Quand elle avait posé les pieds pour la première fois dans la vallée, elle avoue avoir été comme ensorcelée par la beauté du lieu. Dans sa tête elle savait cependant que beaucoup restait à faire pour promouvoir La Vallée des Couleurs comme attraction touristique incontournable du pays. Elle s’est tout de suite mise au travail avec son époux Assif Polin pour voir ce que la Vallée peut offrir aux touristes et aux Mauriciens. Ensemble ils ont discuté de la nature des activités et y ont ajouté une dose de folklore mauricien. Ayesha fait ressortir que la vallée est plus qu’un simple parc au coeur d’une vegetation luxuriante dans le sud du pays. « Cette vallée est surtout le témoin privilégié de l’histoire volcanique de l’île.
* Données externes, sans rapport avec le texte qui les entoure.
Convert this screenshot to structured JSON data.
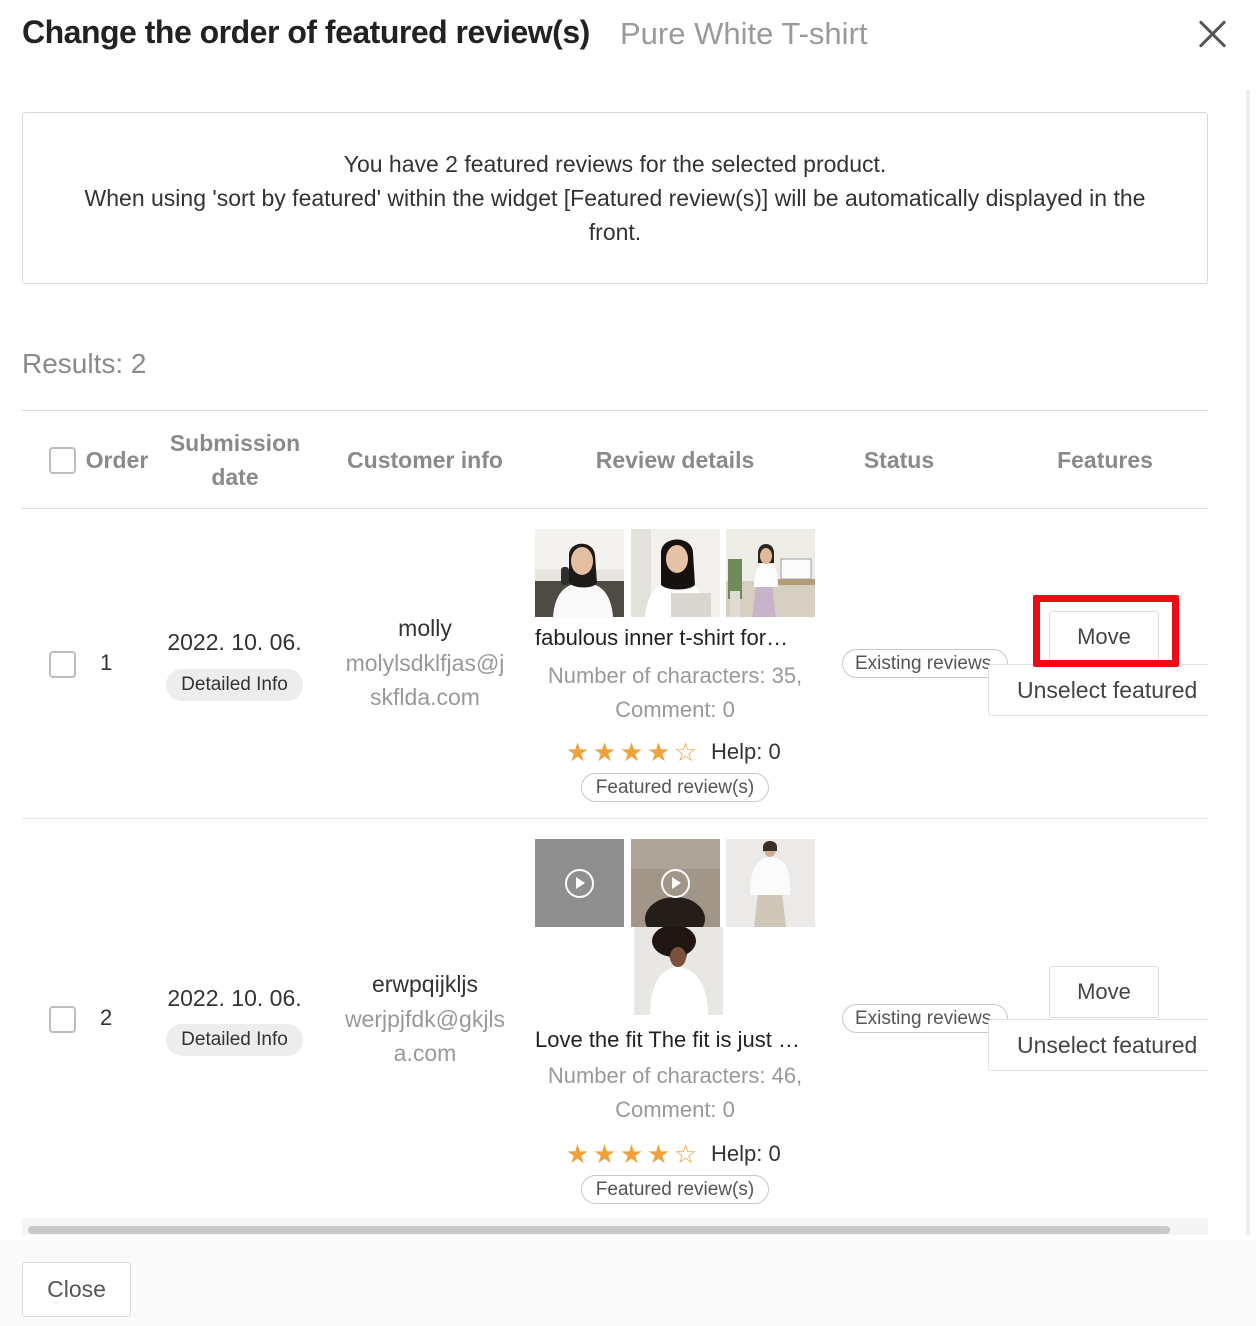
{
  "header": {
    "title": "Change the order of featured review(s)",
    "product_name": "Pure White T-shirt",
    "close_icon": "close-icon"
  },
  "notice": {
    "line1": "You have 2 featured reviews for the selected product.",
    "line2": "When using 'sort by featured' within the widget [Featured review(s)] will be automatically displayed in the front."
  },
  "results_label": "Results: 2",
  "table": {
    "columns": {
      "order": "Order",
      "submission_date": "Submission date",
      "customer_info": "Customer info",
      "review_details": "Review details",
      "status": "Status",
      "features": "Features"
    },
    "rows": [
      {
        "order": "1",
        "date": "2022. 10. 06.",
        "detail_label": "Detailed Info",
        "customer_name": "molly",
        "customer_email": "molylsdklfjas@jskflda.com",
        "review_title": "fabulous inner t-shirt for…",
        "review_meta": "Number of characters: 35, Comment: 0",
        "rating": 4,
        "rating_max": 5,
        "help": "Help: 0",
        "featured_label": "Featured review(s)",
        "status": "Existing reviews",
        "move_label": "Move",
        "unselect_label": "Unselect featured"
      },
      {
        "order": "2",
        "date": "2022. 10. 06.",
        "detail_label": "Detailed Info",
        "customer_name": "erwpqijkljs",
        "customer_email": "werjpjfdk@gkjlsa.com",
        "review_title": "Love the fit The fit is just …",
        "review_meta": "Number of characters: 46, Comment: 0",
        "rating": 4,
        "rating_max": 5,
        "help": "Help: 0",
        "featured_label": "Featured review(s)",
        "status": "Existing reviews",
        "move_label": "Move",
        "unselect_label": "Unselect featured"
      }
    ]
  },
  "footer": {
    "close_label": "Close"
  },
  "colors": {
    "highlight": "#ec0c15",
    "star": "#f0a23a"
  }
}
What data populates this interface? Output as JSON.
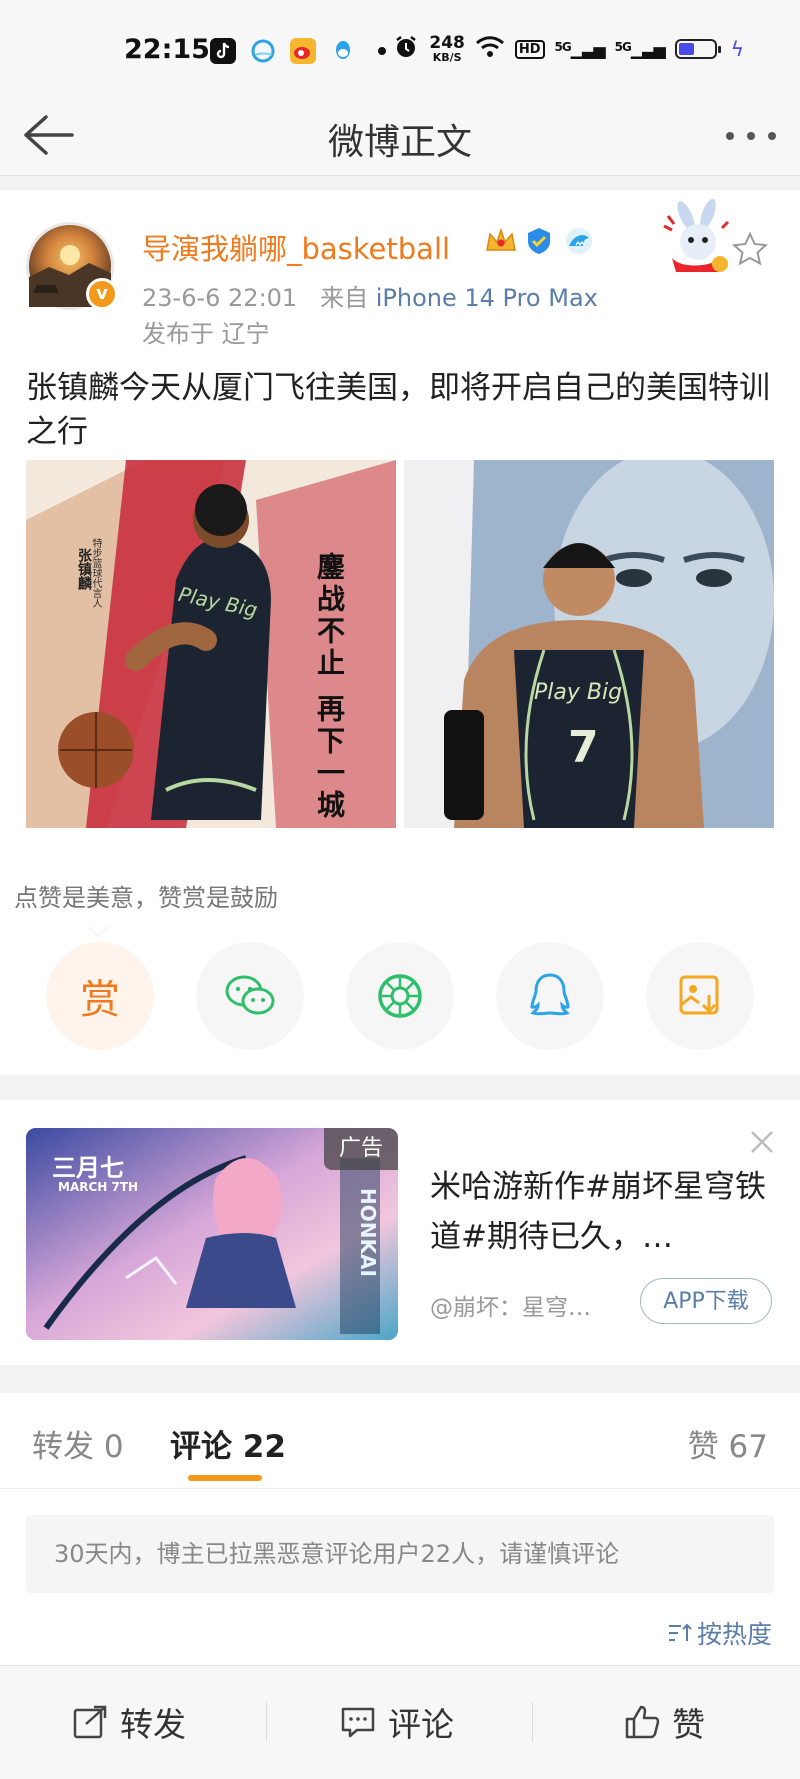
{
  "status_bar": {
    "time": "22:15",
    "net_speed_value": "248",
    "net_speed_unit": "KB/S",
    "hd_label": "HD",
    "signal1": "5G",
    "signal2": "5G",
    "battery_level": 0.45,
    "icons": [
      "tiktok-icon",
      "browser-icon",
      "weibo-icon",
      "qq-icon",
      "dot-icon",
      "alarm-icon",
      "wifi-icon",
      "battery-icon",
      "charging-icon"
    ]
  },
  "nav": {
    "title": "微博正文"
  },
  "post": {
    "username": "导演我躺哪_basketball",
    "date": "23-6-6 22:01",
    "source_prefix": "来自",
    "source": "iPhone 14 Pro Max",
    "location": "发布于 辽宁",
    "text": "张镇麟今天从厦门飞往美国，即将开启自己的美国特训之行",
    "image1_text": {
      "slogan": "鏖战不止 再下一城",
      "small": "特步篮球代言人",
      "name": "张镇麟",
      "jersey": "Play Big"
    },
    "image2_text": {
      "jersey": "Play Big",
      "number": "7"
    }
  },
  "reward": {
    "tip": "点赞是美意，赞赏是鼓励",
    "reward_label": "赏"
  },
  "ad": {
    "tag": "广告",
    "title": "米哈游新作#崩坏星穹铁道#期待已久，…",
    "source": "@崩坏：星穹…",
    "button": "APP下载",
    "image_title_cn": "三月七",
    "image_title_en": "MARCH 7TH",
    "image_logo": "HONKAI"
  },
  "comments": {
    "tab_reposts": "转发 0",
    "tab_comments": "评论 22",
    "tab_likes": "赞 67",
    "notice": "30天内，博主已拉黑恶意评论用户22人，请谨慎评论",
    "sort": "按热度"
  },
  "bottom_bar": {
    "repost": "转发",
    "comment": "评论",
    "like": "赞"
  },
  "colors": {
    "accent_orange": "#f07a1e",
    "link_blue": "#5a7ea8",
    "underline": "#f39a1c"
  }
}
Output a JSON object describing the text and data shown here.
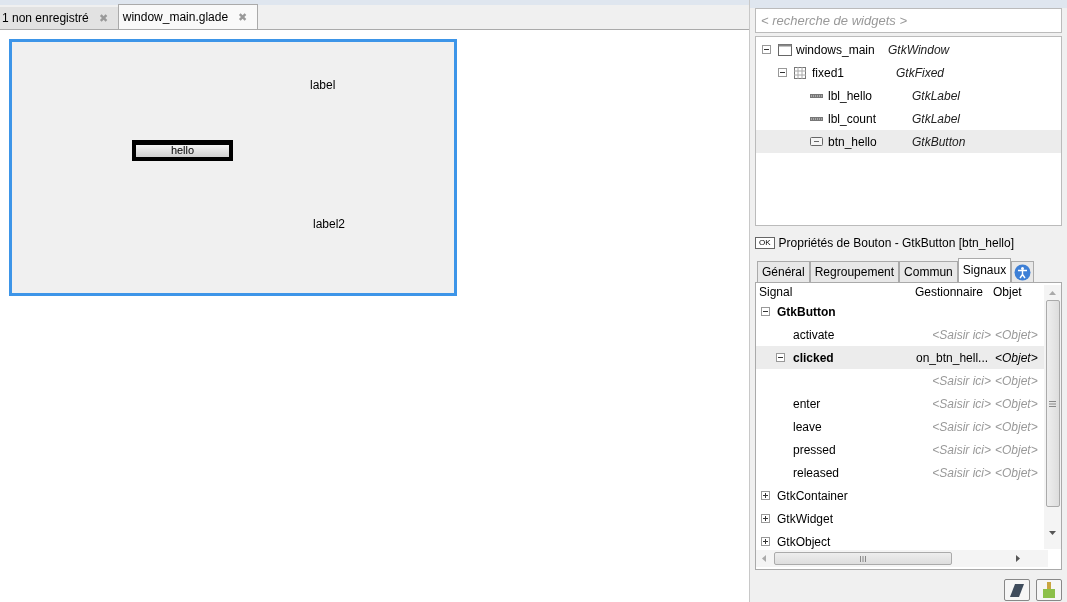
{
  "tabs": [
    {
      "label": "1 non enregistré",
      "selected": false,
      "close": "✖"
    },
    {
      "label": "window_main.glade",
      "selected": true,
      "close": "✖"
    }
  ],
  "canvas": {
    "selected": true,
    "widgets": [
      {
        "kind": "label",
        "text": "label",
        "selected": false
      },
      {
        "kind": "button",
        "text": "hello",
        "selected": true
      },
      {
        "kind": "label",
        "text": "label2",
        "selected": false
      }
    ]
  },
  "search": {
    "placeholder": "< recherche de widgets >"
  },
  "tree": [
    {
      "name": "windows_main",
      "type": "GtkWindow",
      "kind": "window",
      "selected": false,
      "expanded": true,
      "children": [
        {
          "name": "fixed1",
          "type": "GtkFixed",
          "kind": "grid",
          "selected": false,
          "expanded": true,
          "children": [
            {
              "name": "lbl_hello",
              "type": "GtkLabel",
              "kind": "label",
              "selected": false
            },
            {
              "name": "lbl_count",
              "type": "GtkLabel",
              "kind": "label",
              "selected": false
            },
            {
              "name": "btn_hello",
              "type": "GtkButton",
              "kind": "button",
              "selected": true
            }
          ]
        }
      ]
    }
  ],
  "properties": {
    "badge": "OK",
    "title": "Propriétés de Bouton - GtkButton [btn_hello]"
  },
  "prop_tabs": [
    {
      "label": "Général",
      "selected": false
    },
    {
      "label": "Regroupement",
      "selected": false
    },
    {
      "label": "Commun",
      "selected": false
    },
    {
      "label": "Signaux",
      "selected": true
    }
  ],
  "signals": {
    "columns": [
      "Signal",
      "Gestionnaire",
      "Objet"
    ],
    "groups": [
      {
        "name": "GtkButton",
        "expanded": true,
        "signals": [
          {
            "name": "activate",
            "handler": "<Saisir ici>",
            "object": "<Objet>",
            "set": false,
            "selected": false
          },
          {
            "name": "clicked",
            "handler": "on_btn_hell...",
            "object": "<Objet>",
            "set": true,
            "selected": true,
            "expanded": true,
            "children": [
              {
                "handler": "<Saisir ici>",
                "object": "<Objet>"
              }
            ]
          },
          {
            "name": "enter",
            "handler": "<Saisir ici>",
            "object": "<Objet>",
            "set": false,
            "selected": false
          },
          {
            "name": "leave",
            "handler": "<Saisir ici>",
            "object": "<Objet>",
            "set": false,
            "selected": false
          },
          {
            "name": "pressed",
            "handler": "<Saisir ici>",
            "object": "<Objet>",
            "set": false,
            "selected": false
          },
          {
            "name": "released",
            "handler": "<Saisir ici>",
            "object": "<Objet>",
            "set": false,
            "selected": false
          }
        ]
      },
      {
        "name": "GtkContainer",
        "expanded": false
      },
      {
        "name": "GtkWidget",
        "expanded": false
      },
      {
        "name": "GtkObject",
        "expanded": false
      }
    ]
  }
}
J’y ai fait le tour à pied et en quad pour prendre la mesure de ce fabuleux trésor que mon époux avait découvert en 1998. Vous vous rendez compte : une portion du sol comporte 23 couleurs de terre ! », nous dit-elle.

D’ailleurs, elle a fait ériger un musée géologique unique à Maurice, qui retrace l’histoire de cette merveilleuse vallée. Quand Ayesha nous en parle, elle se laisse emporter par l’émotion. “Vous savez moi et mon mari nous passons beaucoup de temps pour que la vallée soit un lieu de découverte écologique pour des milliers de visiteurs qui viennent en famille pour se détendre loin des bruits de la ville et loin du tumulte des plages bondées », ajoute-t-elle.

Militante écologique

En effet, les Mauriciens, de plus en plus, recherchent la tranquillité et veulent être en contact avec la nature sauvage. La Vallée des Couleurs, qui regorge d’une faune et flore endémiques, offre aux visiteurs la possibilité de découvrir des curiosités naturelles dont de nombreux étangs et six cascades et un panorama qui s’étend jusqu’à la mer. On peut admirer de loin une mer aux couleurs d’azur où les vagues s’écrasent sur les récifs. Les plus téméraires pourront essayer la tyrolienne de 1.5 kilomètres en toute sécurité ou encore marcher en famille sur un pont suspendu de 350 mètres qui est le plus long pont de l’océan indien. On peut chasser le cerf, pêcher le tilapia et déjeuner au restaurant La Citronnelle. Ayesha veut encore rehausser l’image de marque de sa vallée. Elle a fait ajouter la célébration des mariages dans la nature avec possibilité d’emprunter la tyrolienne en couple avec robe de mariée. Sinon, en famille, vous pouvez réserver une cascade en toute tranquillité pour pique-niquer et vous faire servir votre déjeuner sur place par un chef. Pour Ayesha, c’est un retour à la nature dans toute sa pureté.

Avec le sourire, notre interlocutrice nous fait comprendre qu’elle est une militante de la cause écologique. Elle s’inspire de Malala la petite pakistanaise qui lutte pour l’éducation en refusant l’ignorance à laquelle on la condamnait . Elle veut que les gens comprennent l’importance de la protection de l’environnement pour la survie de la planète. « Chaque matin quand j’ouvre les yeux, ce sont les chants des oiseaux dans la vallée qui m’invitent à respirer l’air frais de la montagne et écouter le doux murmure des cascades », nous dit encore Ayesha qui considère que la nature l’appelle pour qu’elle remplisse ses devoirs de femme de la vallée.

Elle se dit reconnaissante à son époux pour son soutien indéfectible, ses employés, les visiteurs qui lui font confiance et tous ceux qui croient en son projet.